Lexington recognizes 60th year, changes
JOHNSTOWN – Lexington Center had much to celebrate Tuesday.
Fulton County’s not-for-profit agency supporting people with disabilities and their families staged a Celebrating Our Successes event for its clientele, their families and guests with refreshments and hors d’oeuvres at its North Perry Street building.
Included in the gala event was a celebration of the organization’s 60th anniversary and highlighting of Lexington’s newly renovated space that formerly housed the center’s workshop. There is a new art gallery in the space now. It features work by artists from the center and its Creative Expressions Program. Pictures and articles on the walls Tuesday showcased the center through the years.
The center’s band, Flame, also performed, as the center also celebrated its new four-year accreditation from the Council on Quality and Leadership.
“We just received our accreditation,” noted Lexington Executive Director Shaloni Winston during a break from the celebration.
Winston said the former sheltered workshop wasn’t needed anymore. The disabled served by Lexington are being mainstreamed more into the community, she said.
“We felt we could help people find jobs,” she said.
She said 120 people served by the center have found jobs in the community. She said she sees a real emphasis on letting the clients do what they feel is necessary to take control of their lives.
“The biggest thing that has changed is that 30 years ago we used to take care of people,” Winston said. “Now they decide what they want to do.”
Judy Schelle, president of the Lexington board, said Tuesday’s celebration was a wonderful opportunity to “celebrate our history and growth and continue our work supporting people.”
Vickey Morrison, a Lexington speech employee whose son is autistic, added, “Lexington is in a lot of ways part of a huge family. Most of the time, we get along pretty well.”

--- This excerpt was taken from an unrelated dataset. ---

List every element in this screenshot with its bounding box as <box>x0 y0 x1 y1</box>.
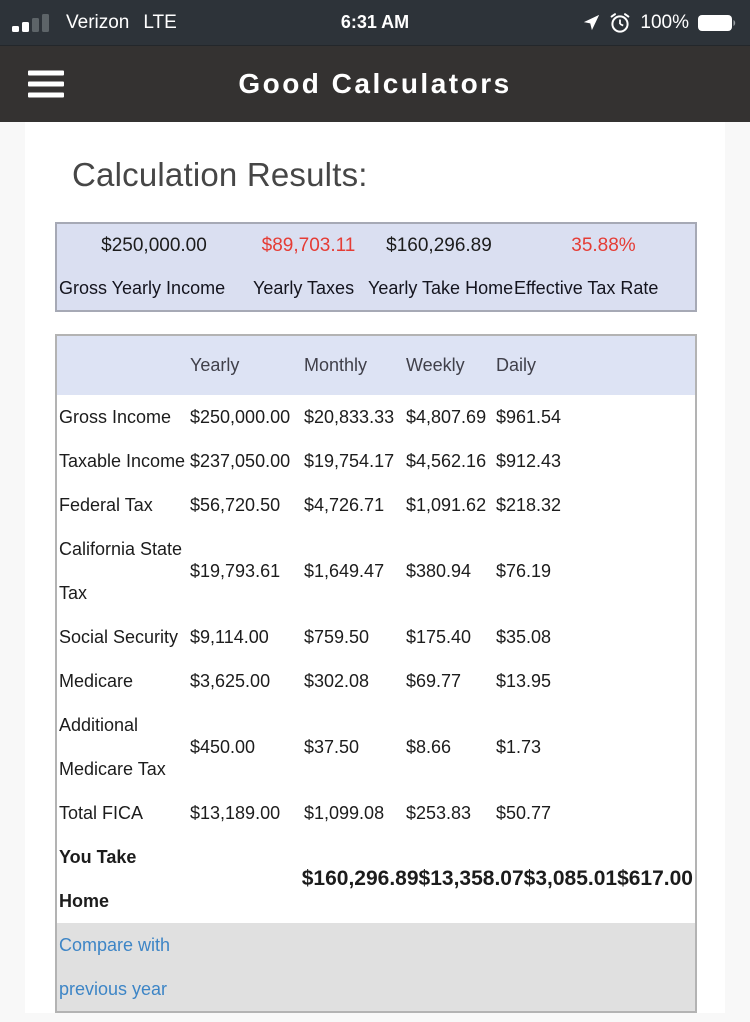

Lexington began in 1953 when a small group of parents met to discuss how to improve the lives of their children who had developmental disabilities. By 1969, Lexington began serving adults with mental illness and physical disabilities and in 1972 opened its first home for people with developmental disabilities. Today, Lexington employs more than 1,450 people and is Fulton County’s largest employer. It has a $70 million operating budget, of which 99 percent is funded with federal, state and private funds.
“This accreditation reinforces our distinction as an exceptional provider for people with disabilities and their families, and challenges us to rise to even greater heights,” Winston told the gathering.
Also sharing his experiences was Lexington participant Victor Colon, who moved into a Lexington home in April 2010. He is team captain on the Lexington-Liberty basketball team and a peer mentor.
“I really love my new life,” he said. “I want to thank everyone who has helped me at Lexington.”